Lazy vs Strict implementations of data structures

  • Data.XYMap.Lazy and Data.XYMap.Strict

for XY in {"", "Int", "Hash"}: The *.Strict variant forces the evaluation of the mapped-to values to WHNF before they are placed in the map.

The big advantage of that is more predictable space and time behaviour, since it is much harder to build up huge thunks, especially for types of the form (ConstructorN UnboxedValueTypeN), that is impossible.

The disadvantage – I remember there were examples brought up when it was discussed whether the strict or lazy variants should become the default, but I don’t remember anything in particular.

Ah, just remembered a use case: One can tie a knot with the Lazy variants, that is of course impossible with the Strict versions! So if you do such things: Lazy.

I use the Strict versions by default. Until I need to tie knots or encounter another use case where I consider the Lazy variants superior, I don’t know when I would use them.

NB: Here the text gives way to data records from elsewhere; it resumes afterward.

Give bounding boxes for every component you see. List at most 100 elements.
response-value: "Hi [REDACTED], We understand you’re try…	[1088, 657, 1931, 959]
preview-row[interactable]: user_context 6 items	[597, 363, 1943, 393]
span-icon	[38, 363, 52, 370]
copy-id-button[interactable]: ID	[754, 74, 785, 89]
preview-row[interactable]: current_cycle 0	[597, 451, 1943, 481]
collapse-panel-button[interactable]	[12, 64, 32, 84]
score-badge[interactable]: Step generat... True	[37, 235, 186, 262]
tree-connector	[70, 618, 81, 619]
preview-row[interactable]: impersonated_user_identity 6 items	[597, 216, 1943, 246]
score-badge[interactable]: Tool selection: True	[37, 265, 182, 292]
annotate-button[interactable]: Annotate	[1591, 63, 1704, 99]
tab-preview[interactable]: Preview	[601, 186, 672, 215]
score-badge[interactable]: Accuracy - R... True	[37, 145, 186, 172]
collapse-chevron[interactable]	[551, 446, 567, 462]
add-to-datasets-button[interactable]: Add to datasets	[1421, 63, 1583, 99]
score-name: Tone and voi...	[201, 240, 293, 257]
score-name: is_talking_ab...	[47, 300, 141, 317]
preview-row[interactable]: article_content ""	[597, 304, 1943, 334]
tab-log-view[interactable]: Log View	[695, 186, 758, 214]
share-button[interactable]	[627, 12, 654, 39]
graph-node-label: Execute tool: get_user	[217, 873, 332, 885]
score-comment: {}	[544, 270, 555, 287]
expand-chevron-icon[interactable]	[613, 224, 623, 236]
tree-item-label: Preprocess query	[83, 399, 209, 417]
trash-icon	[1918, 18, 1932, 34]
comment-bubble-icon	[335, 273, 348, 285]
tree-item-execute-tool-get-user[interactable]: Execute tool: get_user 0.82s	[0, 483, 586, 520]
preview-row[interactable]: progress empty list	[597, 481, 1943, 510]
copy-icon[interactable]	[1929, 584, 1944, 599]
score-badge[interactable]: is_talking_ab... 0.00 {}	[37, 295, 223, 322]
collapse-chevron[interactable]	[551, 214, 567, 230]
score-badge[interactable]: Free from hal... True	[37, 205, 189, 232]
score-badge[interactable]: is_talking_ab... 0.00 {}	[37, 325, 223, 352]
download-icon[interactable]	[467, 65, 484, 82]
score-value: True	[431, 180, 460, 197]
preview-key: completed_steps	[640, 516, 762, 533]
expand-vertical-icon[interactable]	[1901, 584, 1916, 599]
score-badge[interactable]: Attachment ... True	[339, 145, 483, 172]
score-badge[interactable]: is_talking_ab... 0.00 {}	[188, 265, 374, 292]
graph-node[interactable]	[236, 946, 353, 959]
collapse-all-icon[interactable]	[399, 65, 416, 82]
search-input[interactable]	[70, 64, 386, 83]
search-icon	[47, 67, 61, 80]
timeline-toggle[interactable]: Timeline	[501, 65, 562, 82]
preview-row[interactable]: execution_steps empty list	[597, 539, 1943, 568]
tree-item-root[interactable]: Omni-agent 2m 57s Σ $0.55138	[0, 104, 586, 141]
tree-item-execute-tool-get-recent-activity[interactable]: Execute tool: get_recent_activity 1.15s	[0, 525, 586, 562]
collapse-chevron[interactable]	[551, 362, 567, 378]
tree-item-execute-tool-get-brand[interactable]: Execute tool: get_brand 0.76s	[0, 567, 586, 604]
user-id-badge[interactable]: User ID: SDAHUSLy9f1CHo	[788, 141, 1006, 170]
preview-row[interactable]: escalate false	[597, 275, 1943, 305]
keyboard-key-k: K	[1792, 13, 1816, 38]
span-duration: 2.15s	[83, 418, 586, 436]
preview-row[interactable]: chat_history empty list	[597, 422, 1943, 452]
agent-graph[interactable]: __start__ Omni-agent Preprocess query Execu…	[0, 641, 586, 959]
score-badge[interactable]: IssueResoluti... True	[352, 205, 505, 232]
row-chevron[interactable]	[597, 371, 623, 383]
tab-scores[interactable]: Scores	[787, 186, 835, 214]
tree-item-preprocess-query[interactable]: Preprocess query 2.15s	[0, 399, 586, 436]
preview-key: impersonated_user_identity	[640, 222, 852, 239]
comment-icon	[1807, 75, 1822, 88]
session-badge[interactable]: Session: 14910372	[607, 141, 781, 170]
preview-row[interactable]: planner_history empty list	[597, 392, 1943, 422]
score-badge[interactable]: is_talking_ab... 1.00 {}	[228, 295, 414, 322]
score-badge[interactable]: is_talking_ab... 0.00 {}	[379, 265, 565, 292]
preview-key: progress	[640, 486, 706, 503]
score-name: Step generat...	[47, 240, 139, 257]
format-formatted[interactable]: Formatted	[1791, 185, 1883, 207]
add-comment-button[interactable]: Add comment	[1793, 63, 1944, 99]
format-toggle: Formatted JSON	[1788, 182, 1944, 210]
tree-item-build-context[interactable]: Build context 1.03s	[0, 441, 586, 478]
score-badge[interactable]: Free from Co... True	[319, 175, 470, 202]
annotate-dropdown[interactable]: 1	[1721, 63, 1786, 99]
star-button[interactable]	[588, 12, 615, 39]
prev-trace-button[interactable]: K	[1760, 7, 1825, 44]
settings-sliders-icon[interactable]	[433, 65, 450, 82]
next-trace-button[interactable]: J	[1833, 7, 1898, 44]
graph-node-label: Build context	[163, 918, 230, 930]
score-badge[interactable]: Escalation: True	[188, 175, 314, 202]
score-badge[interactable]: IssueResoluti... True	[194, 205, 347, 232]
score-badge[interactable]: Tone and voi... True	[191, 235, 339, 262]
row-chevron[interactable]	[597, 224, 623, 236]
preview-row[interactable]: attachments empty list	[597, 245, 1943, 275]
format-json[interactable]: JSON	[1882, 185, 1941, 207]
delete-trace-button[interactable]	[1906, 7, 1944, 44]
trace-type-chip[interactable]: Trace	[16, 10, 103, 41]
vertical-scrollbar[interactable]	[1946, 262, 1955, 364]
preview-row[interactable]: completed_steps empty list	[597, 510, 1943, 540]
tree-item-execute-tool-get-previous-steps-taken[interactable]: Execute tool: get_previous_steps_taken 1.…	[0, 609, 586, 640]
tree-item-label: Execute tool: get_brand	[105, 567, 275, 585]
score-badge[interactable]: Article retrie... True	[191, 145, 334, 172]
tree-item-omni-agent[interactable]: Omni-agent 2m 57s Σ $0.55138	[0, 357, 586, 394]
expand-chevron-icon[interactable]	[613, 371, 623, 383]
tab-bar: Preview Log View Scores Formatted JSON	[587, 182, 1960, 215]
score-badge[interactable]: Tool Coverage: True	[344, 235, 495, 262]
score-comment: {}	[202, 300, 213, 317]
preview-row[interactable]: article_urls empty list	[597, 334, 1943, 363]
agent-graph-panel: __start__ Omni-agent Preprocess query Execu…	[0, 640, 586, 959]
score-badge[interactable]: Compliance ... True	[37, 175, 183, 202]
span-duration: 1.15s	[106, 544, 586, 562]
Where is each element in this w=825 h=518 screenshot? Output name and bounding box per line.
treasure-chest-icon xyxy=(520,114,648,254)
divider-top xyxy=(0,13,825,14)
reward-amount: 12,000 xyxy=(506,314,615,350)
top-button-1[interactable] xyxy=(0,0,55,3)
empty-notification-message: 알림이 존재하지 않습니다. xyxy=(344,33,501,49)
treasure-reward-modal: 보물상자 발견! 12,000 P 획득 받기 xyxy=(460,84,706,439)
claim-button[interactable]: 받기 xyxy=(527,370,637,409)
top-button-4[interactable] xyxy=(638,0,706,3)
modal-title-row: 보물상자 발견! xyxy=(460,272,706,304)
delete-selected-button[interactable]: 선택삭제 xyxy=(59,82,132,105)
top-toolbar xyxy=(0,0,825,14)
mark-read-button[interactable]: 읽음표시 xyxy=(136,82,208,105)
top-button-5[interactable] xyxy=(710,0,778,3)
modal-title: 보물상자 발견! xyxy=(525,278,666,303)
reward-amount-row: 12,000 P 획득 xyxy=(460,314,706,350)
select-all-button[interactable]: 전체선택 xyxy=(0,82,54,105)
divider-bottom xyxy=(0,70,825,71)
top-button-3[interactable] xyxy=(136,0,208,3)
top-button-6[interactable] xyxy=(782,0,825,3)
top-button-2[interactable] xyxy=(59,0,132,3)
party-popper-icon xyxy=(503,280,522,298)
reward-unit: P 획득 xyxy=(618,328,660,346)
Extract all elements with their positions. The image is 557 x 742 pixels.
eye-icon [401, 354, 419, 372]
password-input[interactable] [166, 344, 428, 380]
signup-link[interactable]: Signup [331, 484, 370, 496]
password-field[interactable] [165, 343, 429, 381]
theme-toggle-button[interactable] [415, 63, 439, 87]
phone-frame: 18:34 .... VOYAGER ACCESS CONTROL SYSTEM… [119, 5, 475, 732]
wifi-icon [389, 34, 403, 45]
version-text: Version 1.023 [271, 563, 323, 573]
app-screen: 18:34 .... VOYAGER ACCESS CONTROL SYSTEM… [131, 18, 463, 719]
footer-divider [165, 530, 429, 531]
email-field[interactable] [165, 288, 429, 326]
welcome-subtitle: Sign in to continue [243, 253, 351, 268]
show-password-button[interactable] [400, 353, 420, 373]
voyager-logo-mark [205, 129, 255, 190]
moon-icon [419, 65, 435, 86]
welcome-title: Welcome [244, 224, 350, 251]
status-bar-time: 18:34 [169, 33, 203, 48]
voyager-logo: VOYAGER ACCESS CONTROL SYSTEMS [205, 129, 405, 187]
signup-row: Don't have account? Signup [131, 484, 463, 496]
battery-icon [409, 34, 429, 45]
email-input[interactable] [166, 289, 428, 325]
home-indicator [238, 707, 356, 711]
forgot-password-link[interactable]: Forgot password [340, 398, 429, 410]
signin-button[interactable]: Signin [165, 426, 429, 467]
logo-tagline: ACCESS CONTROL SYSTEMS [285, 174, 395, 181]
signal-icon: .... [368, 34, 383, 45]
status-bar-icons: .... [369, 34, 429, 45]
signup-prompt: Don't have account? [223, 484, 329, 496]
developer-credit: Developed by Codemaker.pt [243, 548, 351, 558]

  • Data.(ByteString/Text).Lazy and Data.(ByteString/Text).Strict

The strict versions use one monolithic chunk of storage for the payload, that means you have fast random access, not only sequentially, but also backwards from the end, or jumping to and fro.

The lazy versions are basically head-strict lists of strict chunks, their strength is that sequential consumption of them can often be done in constant small memory, that is great if you need to sequentially process large files.

For small(ish) data, definitely use the Strict variants, for huge data the Lazy variants if the data is processed (more or less) sequentially.